Dispute over access delays junk removal

By Dawn De Busk

Staff Writer

CASCO — On one hand, there are almost a dozen unregistered vehicles, boat trailers and campers that have value and some vintage history to the extended family that owns them.

On the other hand, the abutting property owners savor compliments from visitors about how nice their yard is, and endure comments about the clutter on the lot next door.

In between the two neighbors is a shared, narrow road overgrown with brush, and sometimes blocked with a vehicle.

This spring, Don and Brenda Wallace purchased the foreclosed property that abuts theirs— with the hopes of cleaning up what they referred to as “junk,” putting up a fence, and retaining the parcel as a woodlot.

The Wallaces said that lack of access to the shared road, which is located off Route 121, has halted their ability to clean up their newly-acquired property.

The Town of Casco became involved when the bank that formerly owned the foreclosed parcel called the code enforcement officer. While the town is not the entity to resolve neighbors’ disputes, the concern is the removal of unregistered vehicles that might pose an environmental hazard.

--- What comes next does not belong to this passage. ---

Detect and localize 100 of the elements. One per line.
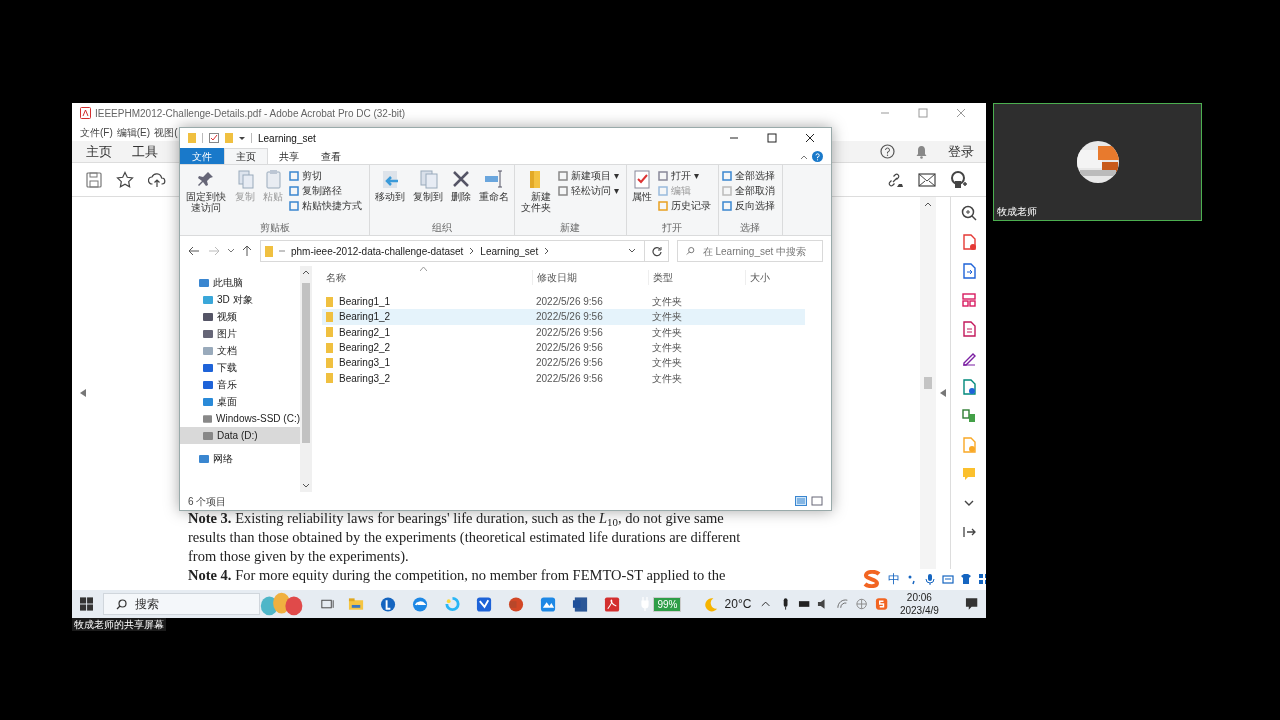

Essentially, all property owners are in violation of the state’s junkyard ordinance.

On Tuesday, the Casco Board of Selectmen listened to stories of a feud between two families that has involved law enforcement over the months.

The selectmen unanimously agreed to give all of the property owners — the Wallaces and the family of John Theriault – 30 days to remove all inorganic material.

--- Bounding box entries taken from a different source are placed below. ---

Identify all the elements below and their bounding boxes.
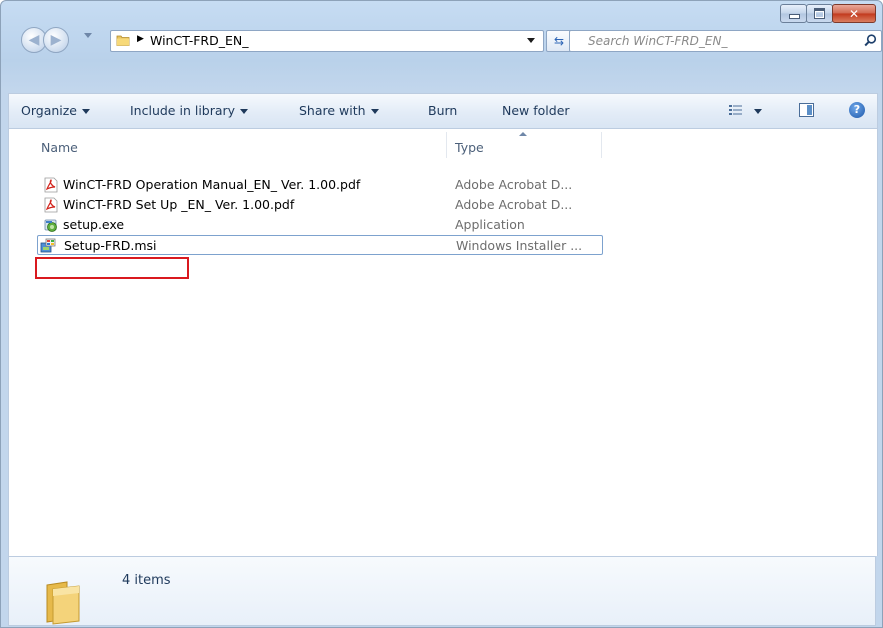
msi-installer-icon [40, 238, 56, 253]
include-in-library-label: Include in library [130, 103, 236, 118]
include-in-library-menu[interactable]: Include in library [130, 103, 249, 118]
address-history-dropdown[interactable] [527, 38, 535, 43]
explorer-window: ✕ ◀ ▶ ▶ WinCT-FRD_EN_ ⇆ Search WinCT-FRD… [0, 0, 883, 628]
view-options-dropdown[interactable] [754, 109, 762, 114]
column-header-type[interactable]: Type [455, 140, 484, 155]
column-header-row: Name Type [9, 129, 877, 159]
maximize-icon [814, 8, 825, 19]
search-placeholder[interactable]: Search WinCT-FRD_EN_ [588, 34, 727, 48]
file-list: Name Type WinCT-FRD Operation Manual_EN_… [8, 129, 878, 556]
list-item[interactable]: setup.exe Application [9, 215, 575, 235]
details-pane: 4 items [8, 556, 876, 626]
file-name: Setup-FRD.msi [64, 238, 157, 253]
command-bar: Organize Include in library Share with B… [8, 93, 878, 129]
search-box[interactable]: Search WinCT-FRD_EN_ [569, 30, 882, 52]
file-type: Windows Installer ... [456, 238, 583, 253]
caption-buttons: ✕ [780, 4, 876, 23]
chevron-down-icon [82, 109, 90, 114]
pdf-icon [44, 177, 58, 193]
address-bar[interactable]: ▶ WinCT-FRD_EN_ [110, 30, 544, 52]
annotation-highlight [35, 257, 189, 279]
minimize-icon [789, 14, 800, 19]
minimize-button[interactable] [780, 4, 807, 23]
column-divider[interactable] [446, 132, 447, 158]
chevron-down-icon [370, 109, 379, 114]
new-folder-button[interactable]: New folder [502, 103, 570, 118]
setup-exe-icon [44, 219, 57, 232]
file-type: Adobe Acrobat D... [455, 197, 573, 212]
close-icon: ✕ [848, 6, 860, 21]
share-with-label: Share with [299, 103, 366, 118]
folder-icon [46, 581, 80, 625]
column-header-name[interactable]: Name [41, 140, 78, 155]
column-divider[interactable] [601, 132, 602, 158]
file-name: WinCT-FRD Set Up _EN_ Ver. 1.00.pdf [63, 197, 295, 212]
search-icon[interactable] [864, 34, 877, 47]
file-type: Application [455, 217, 525, 232]
file-name: WinCT-FRD Operation Manual_EN_ Ver. 1.00… [63, 177, 361, 192]
breadcrumb-folder[interactable]: WinCT-FRD_EN_ [150, 33, 248, 48]
close-button[interactable]: ✕ [832, 4, 876, 23]
burn-button[interactable]: Burn [428, 103, 457, 118]
refresh-icon: ⇆ [553, 34, 565, 48]
maximize-button[interactable] [806, 4, 833, 23]
breadcrumb-separator-icon[interactable]: ▶ [137, 34, 144, 44]
pdf-icon [44, 197, 58, 213]
file-type: Adobe Acrobat D... [455, 177, 573, 192]
forward-button[interactable]: ▶ [43, 27, 69, 53]
preview-pane-icon[interactable] [799, 103, 814, 117]
list-item[interactable]: WinCT-FRD Operation Manual_EN_ Ver. 1.00… [9, 175, 575, 195]
share-with-menu[interactable]: Share with [299, 103, 379, 118]
list-item-selected[interactable]: Setup-FRD.msi Windows Installer ... [37, 235, 603, 255]
organize-label: Organize [21, 103, 77, 118]
recent-pages-dropdown[interactable] [84, 33, 92, 38]
sort-ascending-icon [519, 132, 527, 136]
list-item[interactable]: WinCT-FRD Set Up _EN_ Ver. 1.00.pdf Adob… [9, 195, 575, 215]
folder-icon [116, 35, 130, 46]
file-name: setup.exe [63, 217, 125, 232]
help-icon[interactable]: ? [849, 102, 865, 118]
chevron-down-icon [240, 109, 249, 114]
organize-menu[interactable]: Organize [21, 103, 90, 118]
navigation-bar: ◀ ▶ ▶ WinCT-FRD_EN_ ⇆ Search WinCT-FRD_E… [21, 25, 882, 55]
change-view-icon[interactable] [729, 105, 742, 115]
item-count: 4 items [122, 573, 171, 588]
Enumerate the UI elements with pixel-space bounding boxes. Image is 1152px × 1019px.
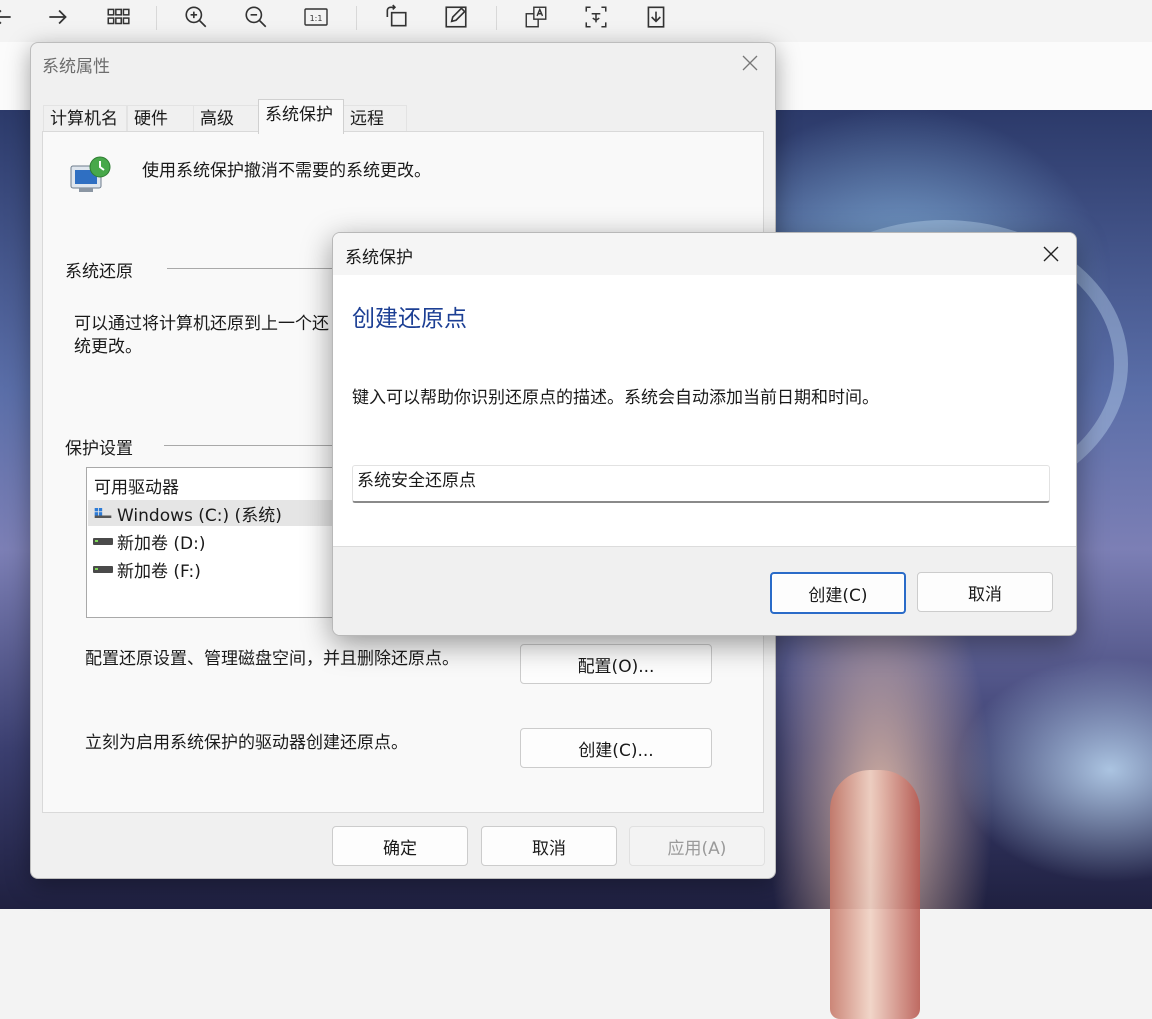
drive-label: 新加卷 (D:) bbox=[117, 533, 206, 554]
create-description: 立刻为启用系统保护的驱动器创建还原点。 bbox=[85, 733, 408, 753]
rotate-icon[interactable] bbox=[378, 0, 414, 34]
system-restore-heading: 系统还原 bbox=[65, 262, 133, 282]
drive-list[interactable]: 可用驱动器 Windows (C:) (系统) 新加卷 (D:) 新加卷 (F:… bbox=[86, 467, 352, 618]
system-protection-icon bbox=[67, 152, 115, 205]
group-divider bbox=[164, 445, 347, 446]
tab-system-protection[interactable]: 系统保护 bbox=[258, 99, 344, 134]
actual-size-icon[interactable]: 1:1 bbox=[298, 0, 334, 34]
grid-view-icon[interactable] bbox=[100, 0, 136, 34]
dialog-title: 系统保护 bbox=[345, 248, 413, 268]
drive-list-header[interactable]: 可用驱动器 bbox=[94, 473, 179, 498]
dialog-heading: 创建还原点 bbox=[352, 306, 467, 332]
drive-row-f[interactable]: 新加卷 (F:) bbox=[93, 556, 201, 582]
drive-label: 新加卷 (F:) bbox=[117, 561, 201, 582]
translate-icon[interactable] bbox=[518, 0, 554, 34]
ok-button[interactable]: 确定 bbox=[332, 826, 468, 866]
configure-button[interactable]: 配置(O)... bbox=[520, 644, 712, 684]
close-icon[interactable] bbox=[1036, 241, 1066, 267]
restore-point-description-input[interactable] bbox=[352, 465, 1050, 503]
dialog-create-button[interactable]: 创建(C) bbox=[770, 572, 906, 614]
drive-row-c[interactable]: Windows (C:) (系统) bbox=[88, 500, 352, 526]
toolbar-separator bbox=[496, 6, 497, 30]
intro-text: 使用系统保护撤消不需要的系统更改。 bbox=[142, 161, 431, 181]
apply-button[interactable]: 应用(A) bbox=[629, 826, 765, 866]
restore-description-line1: 可以通过将计算机还原到上一个还 bbox=[74, 314, 329, 334]
dialog-cancel-button[interactable]: 取消 bbox=[917, 572, 1053, 612]
zoom-in-icon[interactable] bbox=[178, 0, 214, 34]
tab-advanced[interactable]: 高级 bbox=[193, 105, 261, 132]
close-icon[interactable] bbox=[735, 51, 765, 75]
restore-description-line2: 统更改。 bbox=[74, 337, 142, 357]
toolbar-separator bbox=[356, 6, 357, 30]
drive-label: Windows (C:) (系统) bbox=[117, 505, 282, 526]
zoom-out-icon[interactable] bbox=[238, 0, 274, 34]
dialog-titlebar: 系统保护 bbox=[333, 233, 1076, 275]
window-title: 系统属性 bbox=[42, 57, 110, 77]
configure-description: 配置还原设置、管理磁盘空间，并且删除还原点。 bbox=[85, 649, 459, 669]
wallpaper-figure-shape bbox=[830, 770, 920, 1019]
forward-arrow-icon[interactable] bbox=[40, 0, 76, 34]
create-restore-point-button[interactable]: 创建(C)... bbox=[520, 728, 712, 768]
drive-row-d[interactable]: 新加卷 (D:) bbox=[93, 528, 206, 554]
back-arrow-icon[interactable] bbox=[0, 0, 20, 34]
svg-text:1:1: 1:1 bbox=[310, 14, 323, 23]
image-viewer-toolbar: 1:1 bbox=[0, 0, 1152, 42]
hard-drive-icon bbox=[93, 566, 113, 573]
group-divider bbox=[167, 268, 347, 269]
ocr-icon[interactable] bbox=[578, 0, 614, 34]
create-restore-point-dialog: 系统保护 创建还原点 键入可以帮助你识别还原点的描述。系统会自动添加当前日期和时… bbox=[332, 232, 1077, 636]
system-drive-icon bbox=[94, 508, 112, 518]
dialog-description: 键入可以帮助你识别还原点的描述。系统会自动添加当前日期和时间。 bbox=[352, 388, 879, 408]
cancel-button[interactable]: 取消 bbox=[481, 826, 617, 866]
tab-remote[interactable]: 远程 bbox=[343, 105, 407, 132]
tab-computer-name[interactable]: 计算机名 bbox=[43, 105, 127, 132]
dialog-footer: 创建(C) 取消 bbox=[333, 546, 1076, 635]
edit-icon[interactable] bbox=[438, 0, 474, 34]
download-icon[interactable] bbox=[638, 0, 674, 34]
protection-settings-heading: 保护设置 bbox=[65, 439, 133, 459]
hard-drive-icon bbox=[93, 538, 113, 545]
tab-hardware[interactable]: 硬件 bbox=[127, 105, 195, 132]
toolbar-separator bbox=[156, 6, 157, 30]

If that task is not completed in 30 days, both parties will be fined $250 a day; and that fine is retroactive to Aug. 6.

The matter of the shared road is one that can be hashed out by the Casco Planning Board at a later date.

According to Town Manager Dave Morton, when the land was first subdivided the planning board tried to limit the number of roads leading off Route 121 — as a safety measure. However, the deeds do not show how deep or how many feet back the shared road travels. The road is reported to be more than 25 feet wide. When the road was built, the land was cleared on what it now the Theriault’s property line.

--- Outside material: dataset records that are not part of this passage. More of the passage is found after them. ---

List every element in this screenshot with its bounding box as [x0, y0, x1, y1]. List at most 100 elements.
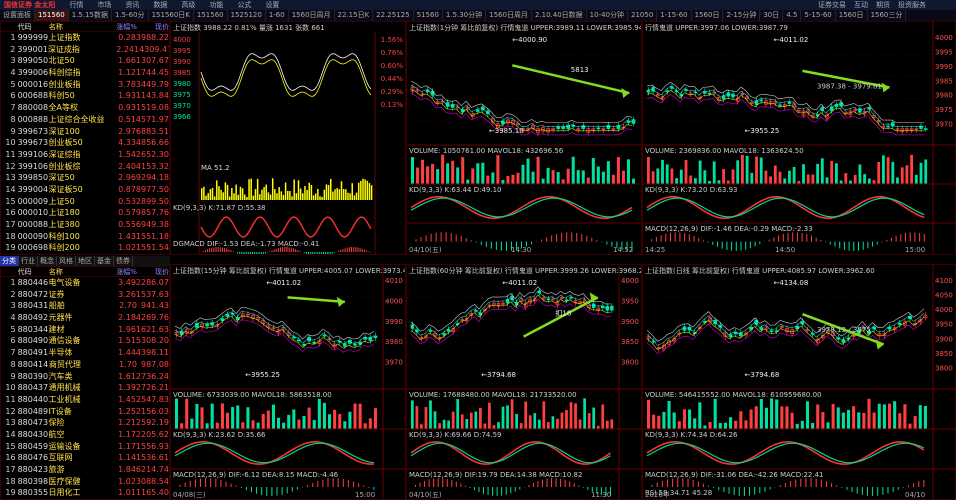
daily-kline-panel[interactable]: 上证指数(日线 筹比前复权) 行情鬼道 UPPER:4085.97 LOWER:… [642, 264, 956, 500]
list-item[interactable]: 15 000009 上证50 0.53 2899.50 [1, 196, 169, 208]
price-axis-label: 4010 [385, 277, 403, 285]
volume-bar [596, 166, 600, 184]
1min-kline-panel[interactable]: 上证指数(1分钟 筹比前复权) 行情鬼道 UPPER:3989.11 LOWER… [406, 21, 642, 255]
menu-item[interactable]: 高级 [181, 0, 195, 10]
volume-bar [373, 408, 377, 429]
list-item[interactable]: 11 880440 工业机械 1.45 2547.83 [1, 394, 169, 406]
volume-bar [800, 420, 804, 429]
layout-tab[interactable]: 151560日K [149, 10, 194, 21]
menu-item[interactable]: 证券交易 [818, 0, 846, 10]
layout-tab[interactable]: 4.5 [783, 10, 802, 21]
menu-item[interactable]: 资讯 [125, 0, 139, 10]
list-item[interactable]: 9 880390 汽车类 1.61 2736.24 [1, 371, 169, 383]
menu-item[interactable]: 投资服务 [898, 0, 926, 10]
list-item[interactable]: 8 880414 商贸代理 1.70 987.08 [1, 359, 169, 371]
list-item[interactable]: 11 399106 深证综指 1.54 2652.30 [1, 149, 169, 161]
layout-tab[interactable]: 21050 [628, 10, 658, 21]
list-item[interactable]: 14 880430 航空 1.17 2205.62 [1, 429, 169, 441]
60min-kline-panel[interactable]: 上证指数(60分钟 筹比前复权) 行情鬼道 UPPER:3999.26 LOWE… [406, 264, 642, 500]
layout-tab[interactable]: 1560日周月 [486, 10, 532, 21]
list-item[interactable]: 19 000698 科创200 1.02 1551.54 [1, 242, 169, 254]
list-item[interactable]: 18 000090 科创100 1.43 1551.18 [1, 231, 169, 243]
list-item[interactable]: 3 899050 北证50 1.66 1307.67 [1, 55, 169, 67]
volume-bar [877, 161, 881, 184]
volume-bar [688, 409, 692, 429]
layout-tab[interactable]: 151560 [194, 10, 228, 21]
list-item[interactable]: 20399303中证A1001.624524.48 [1, 254, 169, 255]
layout-tab[interactable]: 1560日 [692, 10, 724, 21]
intraday-chart-panel[interactable]: 上证指数 3988.22 0.81% 量涨 1631 张数 661 4000 399… [170, 21, 406, 255]
15min-kline-panel[interactable]: 上证指数(15分钟 筹比前复权) 行情鬼道 UPPER:4005.07 LOWE… [170, 264, 406, 500]
list-item[interactable]: 4 880492 元器件 2.18 4269.76 [1, 312, 169, 324]
layout-tab[interactable]: 30日 [760, 10, 784, 21]
list-item[interactable]: 5 000016 创业板指 3.78 3449.79 [1, 79, 169, 91]
list-item[interactable]: 19 880355 日用化工 1.01 1165.40 [1, 487, 169, 499]
layout-tab[interactable]: 2-15分钟 [723, 10, 761, 21]
layout-tab[interactable]: 1.5.30分钟 [443, 10, 487, 21]
list-item[interactable]: 12 399106 创业板综 2.40 4153.32 [1, 161, 169, 173]
layout-tab[interactable]: 1560日 [836, 10, 868, 21]
list-item[interactable]: 1 880446 电气设备 3.49 2286.07 [1, 277, 169, 289]
list-item[interactable]: 7 880008 全A等权 0.93 1519.08 [1, 102, 169, 114]
tab-region[interactable]: 地区 [76, 256, 95, 266]
menu-item[interactable]: 互动 [854, 0, 868, 10]
layout-tab[interactable]: 设置面板 [0, 10, 35, 21]
list-item[interactable]: 15 880459 运输设备 1.17 1556.93 [1, 441, 169, 453]
menu-item[interactable]: 市场 [97, 0, 111, 10]
menu-item[interactable]: 期货 [876, 0, 890, 10]
list-item[interactable]: 12 880489 IT设备 1.25 2156.03 [1, 406, 169, 418]
layout-tab[interactable]: 1560日周月 [289, 10, 335, 21]
tab-concept[interactable]: 概念 [38, 256, 57, 266]
volume-bar [304, 185, 306, 200]
list-item[interactable]: 4 399006 科创综指 1.12 1744.45 [1, 67, 169, 79]
list-item[interactable]: 13 399850 深证50 2.96 9294.18 [1, 172, 169, 184]
layout-tab[interactable]: 1-15-60 [657, 10, 692, 21]
layout-tab[interactable]: 51560 [414, 10, 443, 21]
list-item[interactable]: 7 880491 半导体 1.44 4398.11 [1, 347, 169, 359]
tab-style[interactable]: 风格 [57, 256, 76, 266]
list-item[interactable]: 18 880398 医疗保健 1.02 3088.54 [1, 476, 169, 488]
list-item[interactable]: 6 000688 科创50 1.93 1143.84 [1, 90, 169, 102]
layout-tab[interactable]: 22.25125 [373, 10, 414, 21]
volume-bar [266, 410, 270, 429]
tab-fund[interactable]: 基金 [95, 256, 114, 266]
menu-item[interactable]: 功能 [209, 0, 223, 10]
list-item[interactable]: 8 000888 上证综合全收益 0.51 4571.97 [1, 114, 169, 126]
5min-kline-panel[interactable]: 行情鬼道 UPPER:3997.06 LOWER:3987.79 ←4011.02… [642, 21, 956, 255]
layout-tab[interactable]: 1-60 [266, 10, 289, 21]
volume-bar [670, 168, 674, 184]
list-item[interactable]: 10 880437 通用机械 1.39 2726.21 [1, 382, 169, 394]
menu-item[interactable]: 公式 [237, 0, 251, 10]
tab-category[interactable]: 分类 [0, 256, 19, 266]
list-item[interactable]: 9 399673 深证100 2.97 6883.51 [1, 126, 169, 138]
list-item[interactable]: 2 399001 深证成指 2.24 14309.47 [1, 44, 169, 56]
list-item[interactable]: 10 399673 创业板50 4.33 4856.66 [1, 137, 169, 149]
layout-tab[interactable]: 5-15-60 [801, 10, 836, 21]
list-item[interactable]: 17 880423 旅游 1.84 6214.74 [1, 464, 169, 476]
layout-tab[interactable]: 1.5.15数据 [69, 10, 112, 21]
layout-tab[interactable]: 1525120 [228, 10, 266, 21]
list-item[interactable]: 13 880473 保险 1.21 2592.19 [1, 417, 169, 429]
menu-item[interactable]: 数据 [153, 0, 167, 10]
layout-tab[interactable]: 2.10.40日数据 [532, 10, 587, 21]
volume-bar [898, 413, 902, 429]
list-item[interactable]: 16 880476 互联网 1.14 1536.61 [1, 452, 169, 464]
list-item[interactable]: 2 880472 证券 3.26 1537.63 [1, 289, 169, 301]
list-item[interactable]: 17 000088 上证380 0.55 6949.38 [1, 219, 169, 231]
tab-bond[interactable]: 债券 [114, 256, 133, 266]
layout-tab[interactable]: 1.5-60分 [112, 10, 149, 21]
layout-tab[interactable]: 10-40分钟 [587, 10, 629, 21]
list-item[interactable]: 16 000010 上证180 0.57 9857.76 [1, 207, 169, 219]
menu-item[interactable]: 行情 [69, 0, 83, 10]
layout-tab[interactable]: 1560三分 [868, 10, 907, 21]
list-item[interactable]: 6 880490 通信设备 1.51 5308.20 [1, 335, 169, 347]
list-item[interactable]: 14 399004 深证板50 0.87 8977.50 [1, 184, 169, 196]
list-item[interactable]: 5 880344 建材 1.96 1621.63 [1, 324, 169, 336]
list-item[interactable]: 1 999999 上证指数 0.28 3988.22 [1, 32, 169, 44]
tab-industry[interactable]: 行业 [19, 256, 38, 266]
layout-tab[interactable]: 22.15日K [335, 10, 374, 21]
volume-bar [844, 173, 848, 184]
layout-tab[interactable]: 151560 [35, 10, 69, 21]
list-item[interactable]: 3 880431 船舶 2.70 941.43 [1, 300, 169, 312]
menu-item[interactable]: 设置 [265, 0, 279, 10]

According to Code Enforcement Officer (CEO) Don Murphy, a road could be built in a matter of two days — allowing for a cleanup effort in the immediate future.

“Each time I have sent a letter (about the violations) people have called me back to talk about taking care of things,” Murphy said.

Already, following mediation by the court system, an attempt was made by both parties to start that process last week. But, that failed.

“There was a lot of momentum, and then some difficulty wrapping it up,” Murphy said.

Theriault’s niece, Jessica Jackson, spoke on the behalf of her mother, saying the family had rented a dumpster, which was placed on common land. Jackson said her family wanted the property cleaned up as much as the Wallaces and had started to haul off vehicles.

However, the Wallaces said that dogs had been chained on the access road and new “no trespassing” signs had been posted, which deterred them from getting the job done.

Jackson explained that the dog needed to be chained some distance from the other canines; and a deputy from the Cumberland County Sheriff’s Office had advised she put up the signs warning people of the dog.

“I hoped they had taken everything off the property. There were 160 tires and trash. They did not continue to clean the property after taking the vehicles or moving them to their side,” Wallace said. “My intention for the land: It is just a bigger buffer between us. All I want to do is clean that land up, and know where my driveway is,” Wallace said.

Jackson said she met with the Wallaces after hearing they had bought the property.

“I congratulated the Wallaces on purchasing the property and said I was glad it was them, and not some strangers. We wanted to clean up as soon as the snow melted. We didn’t want this coming back on us. We were getting heat from the DEP,” she said, referring to the Department of Environmental Protection, which had visited the property and found no waste oil leaks.

“There has been no agreement by either party. It’s not just us,” Jackson said.

If there were any questions as to why the board appeared to be sitting in the jury box — listening to testimony about a contentious relationship between two families, the town manager clarified why this issue was on the agenda.

“The only reason we bring a land-use violation to the board is if there is a follow-through required,” Morton said.

“Two neighbors, two abutters — there is a whole lot of disagreement. That hasn’t been a town issue. That is a private disagreement between neighbors. That is not our issue,” he said.

“The issue is the junkyard violation.” Morton said.

According to Jackson and her mother, there are about 10 vehicles — including a purple 1984 Mustang convertible — and fifth wheel campers that are not yet registered.

The Wallaces, who have two sons, have five registered vehicles and two unregistered rigs including a plow truck in their yard.

Casco residents are allowed to have no more than two vehicles that are not registered, Morton said.

According to Morton, the board’s job in the matter is to authorize a penalty for not removing or registering the vehicles within a certain period of time.

Now that the board has established a retroactive penalty, the neighbors have little choice other than to cooperate on this cleanup project. Failing to do so by Sept. 6 will result in fines of at least $7,500 levied against both parties.

During the lengthy discussion, Murphy said, “The original owner will broker access to finish the job up. It just has to be coordinated. Someone has to spend some money to get rid of stuff.”

Chairman Mary-Vienessa Fernandes agreed.

“There is a lot of confusion. There has to be some way that the two parties could come together for a few days or a week or whatever,” she said.

“We have a violation with it being a junkyard,” Fernandes said.